Rather than go in some sort of order, I have just decided to write up topics as they appeal to me – I’ll end up at the end with the posts that I am least interested in, but that’s okay. So, I have this square Row 3, Column 4 of my square. For 2021, the Trick or Treat square focuses on Young Adult and Middle Grade books that are mystery, suspense, horror or supernatural.
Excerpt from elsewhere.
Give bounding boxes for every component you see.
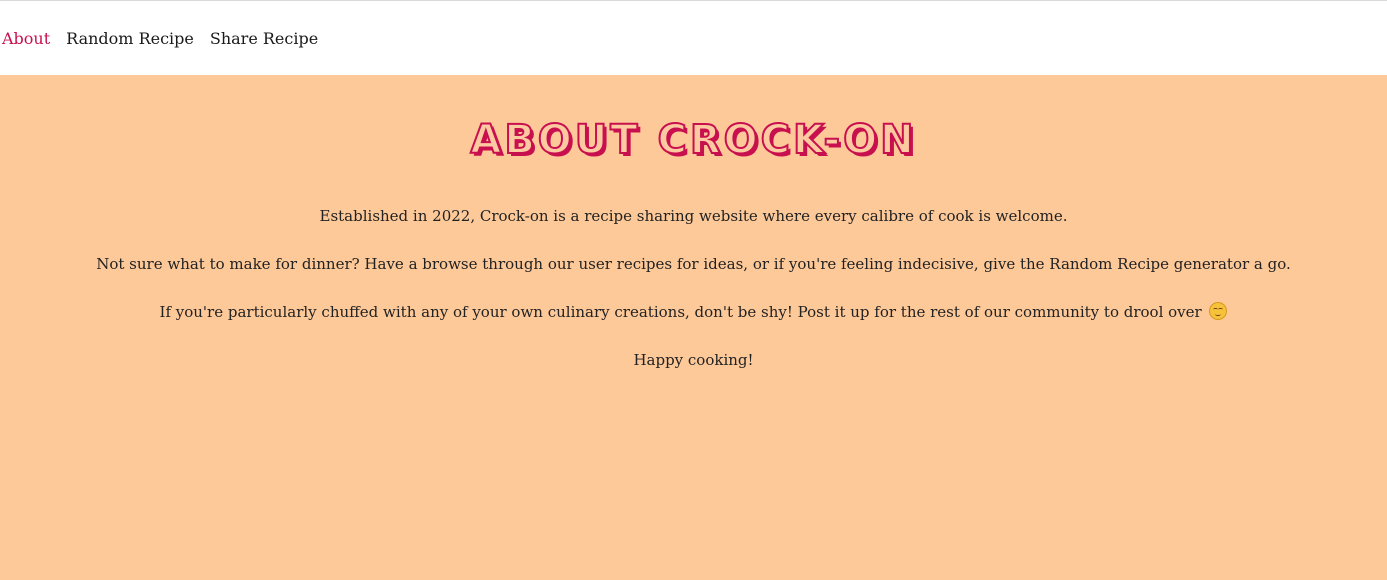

I like to fill this square with a vintage-y YA horror selection, along the lines of Lois Duncan or Richie Tankersley Cusick. In past years, some of my YA/MG Halloween Bingo selections have included:
- Etiquette and Espionage by Gail Carriger
- Trick or Treat and Help Wanted by Richie Tankerley Cusick
- All the Bad Apples by Moira Fowley-Doyle
- The Name of the Star by Maureen Johnson
- One of Us is Lying by Karen McManus
- I Know What You Did Last Summer and Down a Dark Hall by Lois Duncan
I have read much less YA/MG in the last couple of years, but this is still a small sample of some of the juvenile books I’ve read for Halloween Bingo. Etiquette and Espionage is fun and steampunky, and set in a finishing school for Victorian girls with special talents in mayhem, assassination and espionage. All The Bad Apples is magical realism, and was one of my favorite books of 2019 – Fowley-Doyle’s perspective on the brutal history of misogyny and abuse in Catholic Ireland was very timely and completely absorbing. As an aside, I’ve read all three of her books, and have enjoyed each more than the prior.
The Name of the Star by Maureen Johnson, is set in London, at a boarding school. The main character, Rory, arrives from Louisiana, just in time for someone to begin re-enacting the Ripper murders from the 1880s. One of Us Is Lying by Karen McManus is basically a modernized version of The Breakfast Club, with murder. And it’s as much fun as that would imply, although I was underwhelmed by the ending.
Of the two Richie Tankersley Cusick books, Trick or Treat was definitely better than Help Wanted. They were both very 1980’s/1990’s tween horror. This isn’t my nostalgia – I am too old for them, and my kids are too young, but they are still fun. Lois Duncan, on the hand, is absolutely a nostalgia bomb for me. I still remember checking Down A Dark Hall out of my Junior High School library – it scared the bejeezus out of me. I Know What You Did Last Summer was another favorite of my tween years, and the 1997 adaptation, starring Sarah Michelle Gellar and Freddie Prinze, Jr. (who met on set and married 4 years later) is entertaining and has plenty of jump scares.
This year, I’m strongly leaning towards Mary Downing Hahn’s Deep and Dark and Dangerous . In the alternative, I might read a Point Horror or a Fear Street – Funhouse by Diane Hoh is particularly appealing.